Kesalahan selanjutnya yaitu, kita hanya
fokus dalam rincian cerita tanpa
menghidangkan hikmah yang dapat dipetik,
entah itu hikmah dari segi keilmuan akidah,
fikih, ataupun akhlaq. Dan imbas dari itu
semua akan menjadi “senjata makan tuan”
yang digencarkan oleh kelompokkelompok
luar. Salah satu ciri khas akidah
ahlussunnah wal jama’ah adalah mengambil
sikap tengah dan moderat. Kita tidak kaku
dalam memahami makna literal suatu
nash, juga tidak membiarkan akal
melanglang buana tanpa kendali. Kita –
Ahlussunnah Wal Jama’ah- diantara pemikiran kaum Hasyawiyah yang tekstualis
dan Mu’tazilah yang logis. Kita diantara Jabariyah dan Qodiriyah. Juga diantara
Khawarij dan Syiah.
Kerancauan Berfikir Para Penyembah Akal
Jika anda membaca rujukan-rujukan mereka, niscaya akan anda dapati
kebodohan dan kedangkalan logika mereka. Mungkin bisa dimaklumi jika
pemikiran itu berasal dari kaum orientalis yang memang mereka tidak
mengenal Islam. Namun, akan mengherankan jika yang berpendapat seperti itu adalah tokoh-tokoh kita sendiri. Diantara pemikiran-pemikiran mereka yang
menyimpang yaitu Isra’ Mi’raj dilakukan oleh ruh Nabi SAW, bukan dengan
jasad; yang kedua, Allah bertempat di langit. Pendapat pertama, yang
menyatakan bahwa yang ber-Isra’ Mi’raj adalah ruh Nabi SAW, adalah
pendapat yang batil. Mereka berargumen bahwasannya jasad akan hancur jika
melaju dengan kecepatan yang super tinggi (dalam hal ini Isra’ Mi’raj),
sedangkan sandaran dari argumen itu adalah kajian ilmiah. Lihatlah betapa
mereka menuhankan ilmu pengetahuan dan mengesampingkan agama. Apakah
mereka tidak pernah membaca firman Allah SWT :
سُبْحان الذِىٓ أ َسْرَىٰ بعَبْدِهِۦ لیْلاً مِّنَ الْمَسْجِدِ الْحَرَامِ إ ِلَى الْمَسْجِدِ الأْ َقْصَا
Maha Suci Allah, yang telah memperjalankan hamba-Nya pada suatu malam dari
Masjidil Haram ke Masjidil Aqsha. (QS. Al-Isrâ [17] : 01)

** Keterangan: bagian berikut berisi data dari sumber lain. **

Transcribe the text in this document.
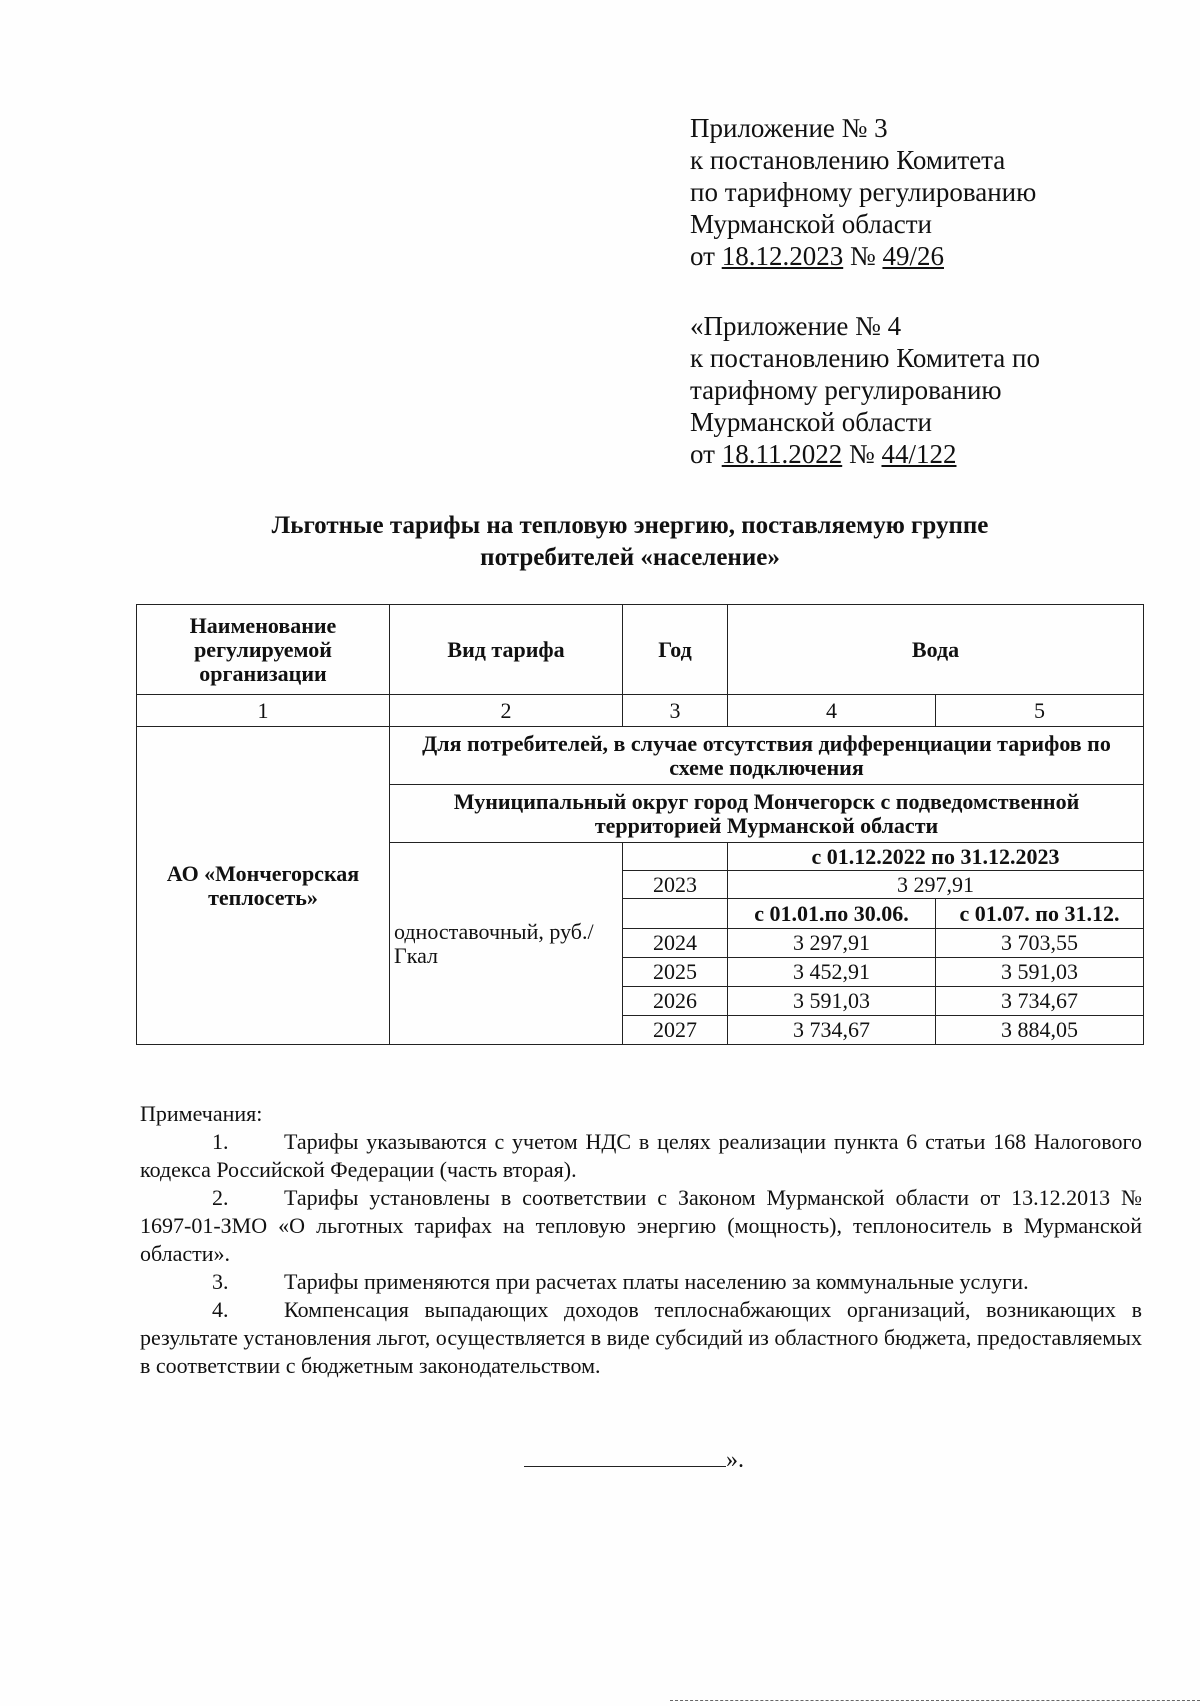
Приложение № 3

к постановлению Комитета

по тарифному регулированию

Мурманской области

от 18.12.2023 № 49/26

«Приложение № 4

к постановлению Комитета по

тарифному регулированию

Мурманской области

от 18.11.2022 № 44/122

Льготные тарифы на тепловую энергию, поставляемую группе

потребителей «население»

Наименование регулируемой организации	Вид тарифа	Год	Вода	
1	2	3	4	5
АО «Мончегорская теплосеть»	Для потребителей, в случае отсутствия дифференциации тарифов по схеме подключения			
	Муниципальный округ город Мончегорск с подведомственной территорией Мурманской области			
	одноставочный, руб./Гкал		с 01.12.2022 по 31.12.2023	
		2023	3 297,91	
			с 01.01.по 30.06.	с 01.07. по 31.12.
		2024	3 297,91	3 703,55
		2025	3 452,91	3 591,03
		2026	3 591,03	3 734,67
		2027	3 734,67	3 884,05

Примечания:

1.	Тарифы указываются с учетом НДС в целях реализации пункта 6 статьи 168 Налогового кодекса Российской Федерации (часть вторая).

2.	Тарифы установлены в соответствии с Законом Мурманской области от 13.12.2013 № 1697-01-ЗМО «О льготных тарифах на тепловую энергию (мощность), теплоноситель в Мурманской области».

3.	Тарифы применяются при расчетах платы населению за коммунальные услуги.

4.	Компенсация выпадающих доходов теплоснабжающих организаций, возникающих в результате установления льгот, осуществляется в виде субсидий из областного бюджета, предоставляемых в соответствии с бюджетным законодательством.

».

Dalam ayat di atas, Allah SWT menggunakan kata عبد) abdun) yang artinya
“hamba”. Sebenarnya apakah makna ‘abdun ruh saja, tanpa jasad?. Seandainya
pun benar, maka makna tersebut akan rancau jika dikaitkan dengan firman
Allah yang lain :
فَوَ جَدَا عَبْدًا مِّنْ عِبَادِنَآ ءَاتَیْنٰه رحْمَةً مِّنْ عِندِنَا وَ عَلمْنٰه مِن لدُنَّا عِلْمًا
Lalu keduanya (Nabi Musa dan pembantunya) bertemu dengan seorang hamba
diantara hamba-hamba Kami. (QS. Al-Kahfi [18] : 65)
Yang dimaksud “hamba” dalam
ayat tersebut adalah Nabi Khidir.
Jika kita kaitkan dengan pendapat
ahli logika, mungkinkah Nabi Musa
dan pembantunya bertemu
dengan sebuah ruh? bukankah
dalam ayat-ayat selanjutnya telah
dijelaskan kisah perjalanan Nabi
Musa dan hamba Allah tersebut?
Maka menjadi batallah pendapat
yang menyatakan bahwa Nabi SAW ber-Isra’ Mi’raj dengan ruh beliau saja.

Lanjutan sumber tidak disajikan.